Medical Product Prototyping: TranquiLift
When the COVID-19 quarantines began, one luxury people grew to miss was being pampered in a salon or barbershop. For many wheelchair users, however, salon hair care is often a challenge. The process can require an individual to be lifted out of their wheelchair into a salon chair, but this transfer can easily result in injury.
A barber from Dubois, PA approached a team of engineers and rehabilitation experts from the University of Pittsburgh to develop a device that would help individuals with physical disabilities have a more tailored, comfortable, and safe experience at the salon.
“If you are a wheelchair user, there is currently no portable device to facilitate the elevation or tilting required to visit places like a barbershop or recreational facility,” said Anand Mhatre, assistant professor at Pitt’s School of Health and Rehabilitation Sciences. “We want to make these activities more accessible by creating a device that provides the functionality necessary to reduce and eliminate potential strain or injuries from a chair transfer.”
Accessibility is often an overlooked issue – from web design to building design, people with disabilities often experience a myriad of daily challenges that able-bodied individuals take for granted.
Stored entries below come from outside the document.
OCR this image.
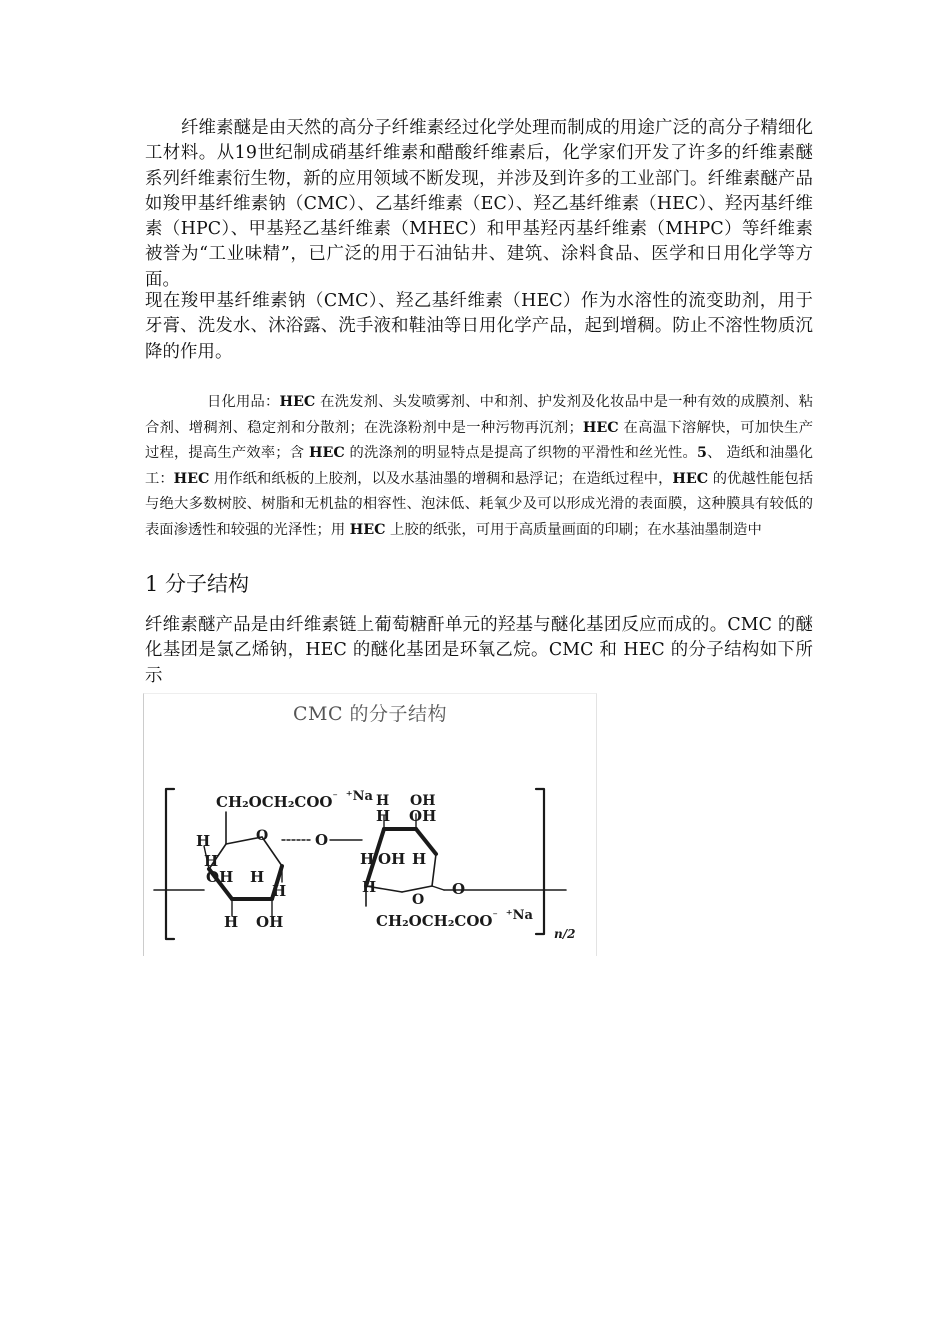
纤维素醚是由天然的高分子纤维素经过化学处理而制成的用途广泛的高分子精细化工材料。从19世纪制成硝基纤维素和醋酸纤维素后，化学家们开发了许多的纤维素醚系列纤维素衍生物，新的应用领域不断发现，并涉及到许多的工业部门。纤维素醚产品如羧甲基纤维素钠（CMC）、乙基纤维素（EC）、羟乙基纤维素（HEC）、羟丙基纤维素（HPC）、甲基羟乙基纤维素（MHEC）和甲基羟丙基纤维素（MHPC）等纤维素被誉为“工业味精”，已广泛的用于石油钻井、建筑、涂料食品、医学和日用化学等方面。

现在羧甲基纤维素钠（CMC）、羟乙基纤维素（HEC）作为水溶性的流变助剂，用于牙膏、洗发水、沐浴露、洗手液和鞋油等日用化学产品，起到增稠。防止不溶性物质沉降的作用。

日化用品：HEC 在洗发剂、头发喷雾剂、中和剂、护发剂及化妆品中是一种有效的成膜剂、粘合剂、增稠剂、稳定剂和分散剂；在洗涤粉剂中是一种污物再沉剂；HEC 在高温下溶解快，可加快生产过程，提高生产效率；含 HEC 的洗涤剂的明显特点是提高了织物的平滑性和丝光性。5、 造纸和油墨化工：HEC 用作纸和纸板的上胶剂，以及水基油墨的增稠和悬浮记；在造纸过程中，HEC 的优越性能包括与绝大多数树胶、树脂和无机盐的相容性、泡沫低、耗氧少及可以形成光滑的表面膜，这种膜具有较低的表面渗透性和较强的光泽性；用 HEC 上胶的纸张，可用于高质量画面的印刷；在水基油墨制造中

1 分子结构

纤维素醚产品是由纤维素链上葡萄糖酐单元的羟基与醚化基团反应而成的。CMC 的醚化基团是氯乙烯钠，HEC 的醚化基团是环氧乙烷。CMC 和 HEC 的分子结构如下所示

CMC 的分子结构
CH₂OCH₂COO⁻ ⁺Na
H	O	O
H
OH H
H
H OH
H OH
H OH
H OH H
H
O
O
CH₂OCH₂COO⁻ ⁺Na
n/2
This device, dubbed TranquiLift, wants to provide a portable solution for activities that require elevation, and Pitt faculty and students leveraged common tools to make it work.
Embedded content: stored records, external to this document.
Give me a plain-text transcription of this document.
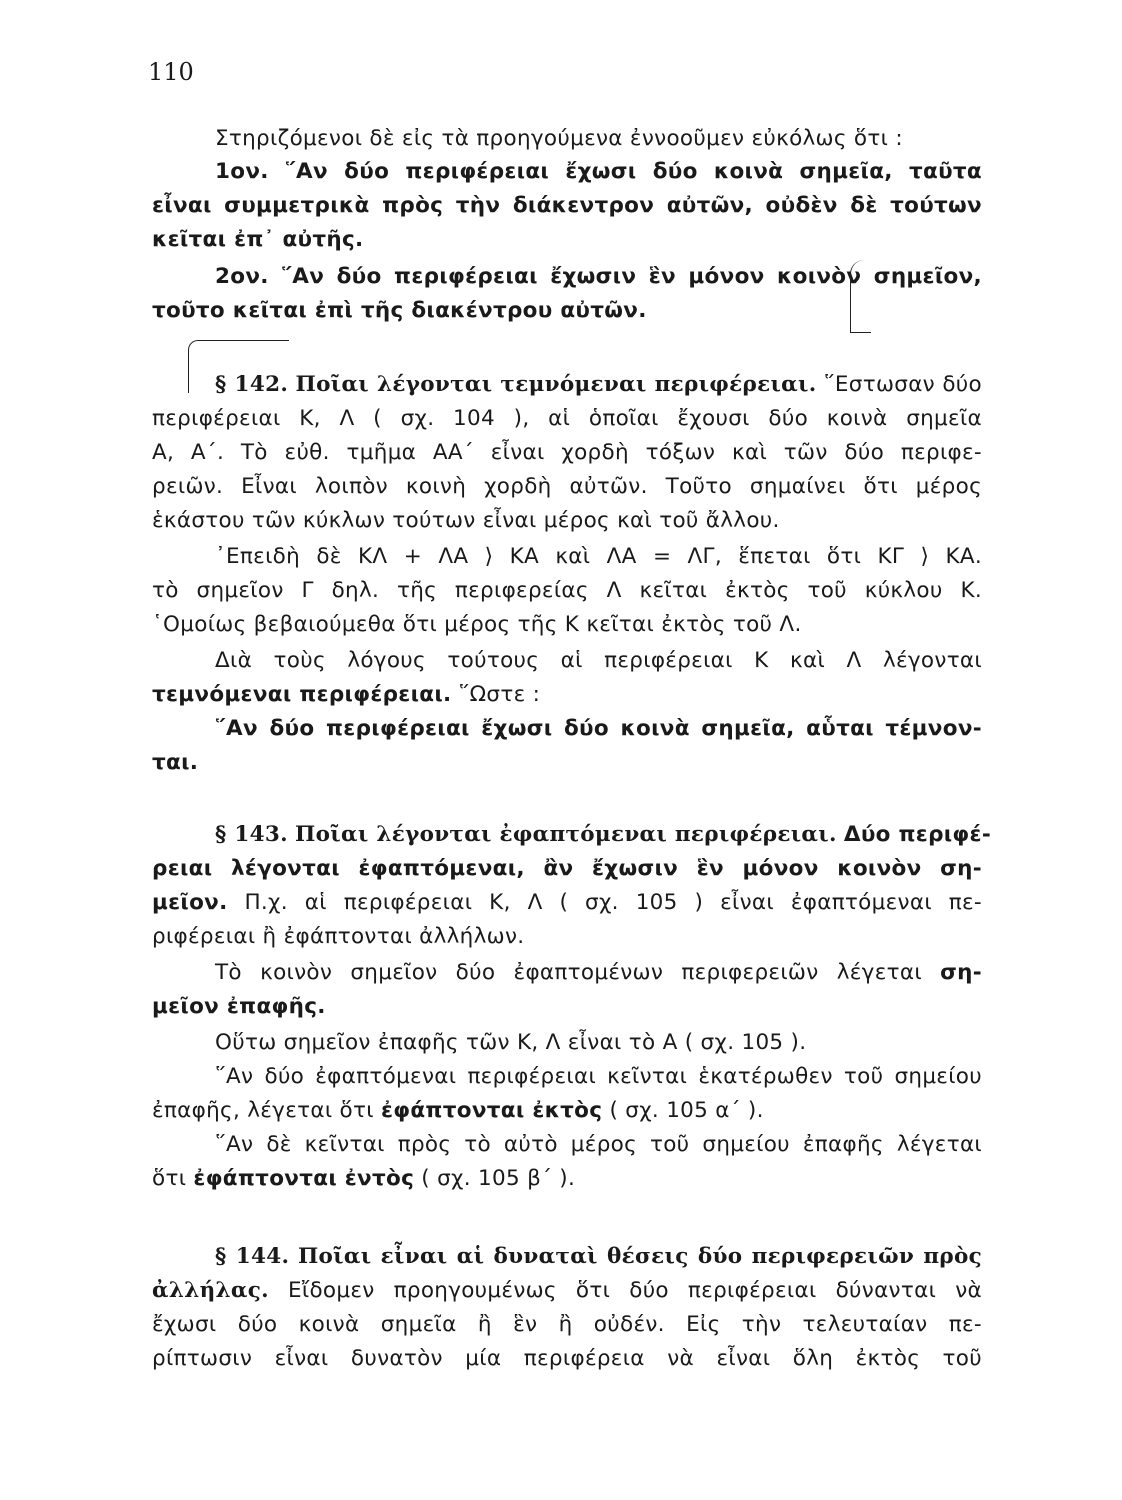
110
Στηριζόμενοι δὲ εἰς τὰ προηγούμενα ἐννοοῦμεν εὐκόλως ὅτι :
1ον. ῞Αν δύο περιφέρειαι ἔχωσι δύο κοινὰ σημεῖα, ταῦτα
εἶναι συμμετρικὰ πρὸς τὴν διάκεντρον αὐτῶν, οὐδὲν δὲ τούτων
κεῖται ἐπ᾿ αὐτῆς.
2ον. ῞Αν δύο περιφέρειαι ἔχωσιν ἓν μόνον κοινὸν σημεῖον,
τοῦτο κεῖται ἐπὶ τῆς διακέντρου αὐτῶν.
§ 142. Ποῖαι λέγονται τεμνόμεναι περιφέρειαι. ῞Εστωσαν δύο
περιφέρειαι Κ, Λ ( σχ. 104 ), αἱ ὁποῖαι ἔχουσι δύο κοινὰ σημεῖα
Α, Α΄. Τὸ εὐθ. τμῆμα ΑΑ΄ εἶναι χορδὴ τόξων καὶ τῶν δύο περιφε-
ρειῶν. Εἶναι λοιπὸν κοινὴ χορδὴ αὐτῶν. Τοῦτο σημαίνει ὅτι μέρος
ἑκάστου τῶν κύκλων τούτων εἶναι μέρος καὶ τοῦ ἄλλου.
᾿Επειδὴ δὲ ΚΛ + ΛΑ ⟩ ΚΑ καὶ ΛΑ = ΛΓ, ἕπεται ὅτι ΚΓ ⟩ ΚΑ.
τὸ σημεῖον Γ δηλ. τῆς περιφερείας Λ κεῖται ἐκτὸς τοῦ κύκλου Κ.
῾Ομοίως βεβαιούμεθα ὅτι μέρος τῆς Κ κεῖται ἐκτὸς τοῦ Λ.
Διὰ τοὺς λόγους τούτους αἱ περιφέρειαι Κ καὶ Λ λέγονται
τεμνόμεναι περιφέρειαι. ῞Ωστε :
῞Αν δύο περιφέρειαι ἔχωσι δύο κοινὰ σημεῖα, αὗται τέμνον-
ται.
§ 143. Ποῖαι λέγονται ἐφαπτόμεναι περιφέρειαι. Δύο περιφέ-
ρειαι λέγονται ἐφαπτόμεναι, ἂν ἔχωσιν ἓν μόνον κοινὸν ση-
μεῖον. Π.χ. αἱ περιφέρειαι Κ, Λ ( σχ. 105 ) εἶναι ἐφαπτόμεναι πε-
ριφέρειαι ἢ ἐφάπτονται ἀλλήλων.
Τὸ κοινὸν σημεῖον δύο ἐφαπτομένων περιφερειῶν λέγεται ση-
μεῖον ἐπαφῆς.
Οὕτω σημεῖον ἐπαφῆς τῶν Κ, Λ εἶναι τὸ Α ( σχ. 105 ).
῞Αν δύο ἐφαπτόμεναι περιφέρειαι κεῖνται ἑκατέρωθεν τοῦ σημείου
ἐπαφῆς, λέγεται ὅτι ἐφάπτονται ἐκτὸς ( σχ. 105 α΄ ).
῞Αν δὲ κεῖνται πρὸς τὸ αὐτὸ μέρος τοῦ σημείου ἐπαφῆς λέγεται
ὅτι ἐφάπτονται ἐντὸς ( σχ. 105 β΄ ).
§ 144. Ποῖαι εἶναι αἱ δυναταὶ θέσεις δύο περιφερειῶν πρὸς
ἀλλήλας. Εἴδομεν προηγουμένως ὅτι δύο περιφέρειαι δύνανται νὰ
ἔχωσι δύο κοινὰ σημεῖα ἢ ἓν ἢ οὐδέν. Εἰς τὴν τελευταίαν πε-
ρίπτωσιν εἶναι δυνατὸν μία περιφέρεια νὰ εἶναι ὅλη ἐκτὸς τοῦ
“TranquiLift operates with a scissor lift and a secondary hydraulic platform to allow for a tilt. The user rolls onto a platform and is raised one or two feet using a manual hydraulic jack, much like what you would see in a car shop,” explained Cody Ruck, a bioengineering graduate student studying medical product engineering at Pitt’s Swanson School of Engineering. “The tilt function allows hairdressers to wash and style from different angles. There are safety constraints that lock the chair into place, and there are wheels on the base for portability.”
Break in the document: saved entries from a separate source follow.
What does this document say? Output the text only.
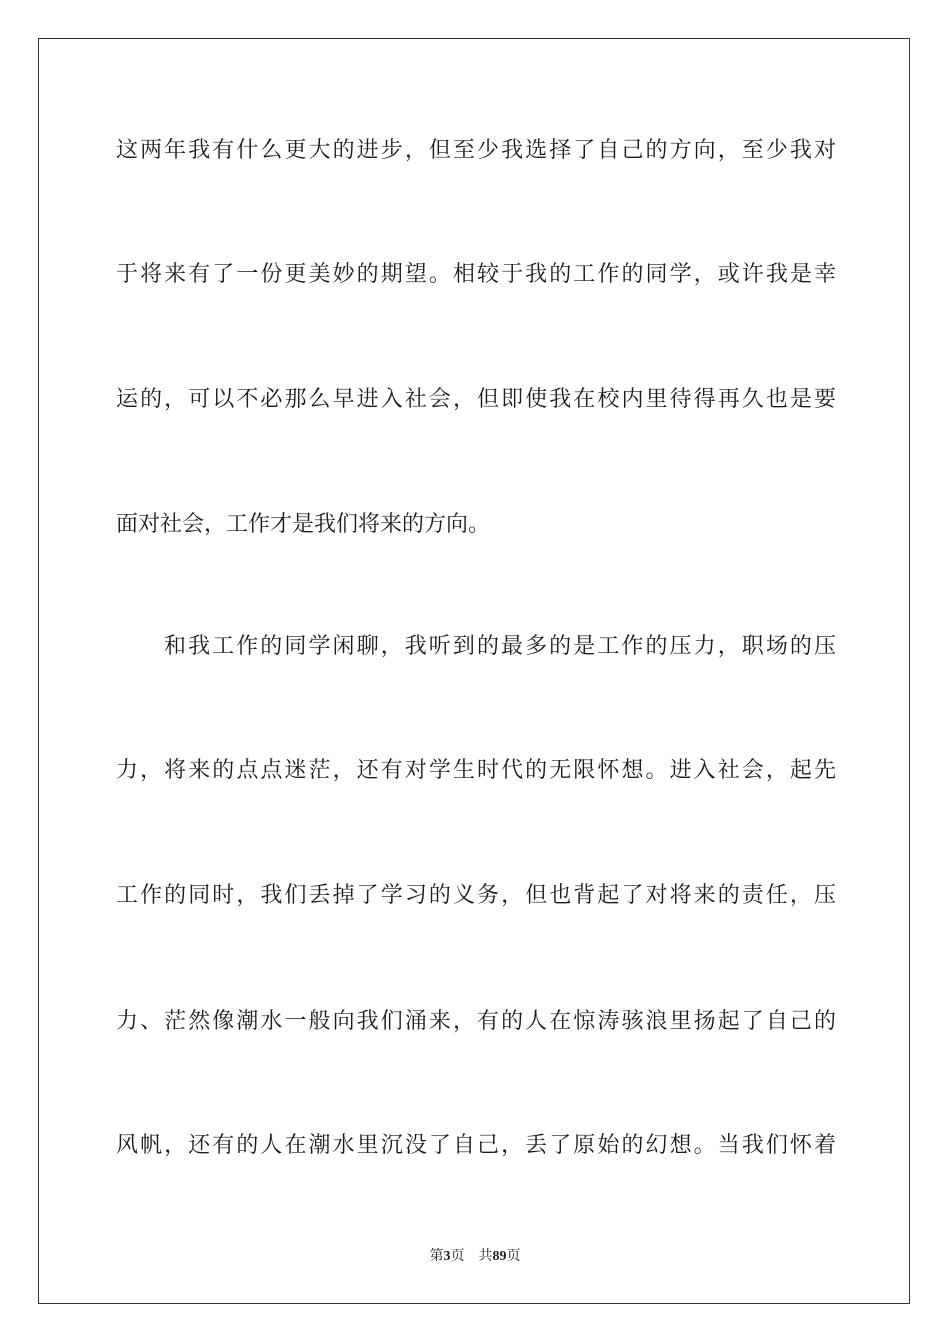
这两年我有什么更大的进步，但至少我选择了自己的方向，至少我对
于将来有了一份更美妙的期望。相较于我的工作的同学，或许我是幸
运的，可以不必那么早进入社会，但即使我在校内里待得再久也是要
面对社会，工作才是我们将来的方向。
和我工作的同学闲聊，我听到的最多的是工作的压力，职场的压
力，将来的点点迷茫，还有对学生时代的无限怀想。进入社会，起先
工作的同时，我们丢掉了学习的义务，但也背起了对将来的责任，压
力、茫然像潮水一般向我们涌来，有的人在惊涛骇浪里扬起了自己的
风帆，还有的人在潮水里沉没了自己，丢了原始的幻想。当我们怀着
第3页 共89页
The first Tranquilift prototype is in development with the hope of being deployed at Baka’s Barbershop in the summer. From there, the team will evaluate its performance and make the necessary design revisions. By the end of the year, they hope to have a fully deployed device that can potentially be commercialized.
The team includes bioengineering students Austin Minard, Cody Ruck, Thaarakh Suresh, and Shreya Telang under the guidance of Anand Mhatre and Kilichan Gurleyik, assistant professor of bioengineering at Pitt.
“TranquiLift is the first product of its kind that will give clients the kind of therapeutic, self-care experience that that we have all come to appreciate at a barbershop or salon,” said Mhatre. “We’re starting in the barbershop and hope to extend the device to other settings.”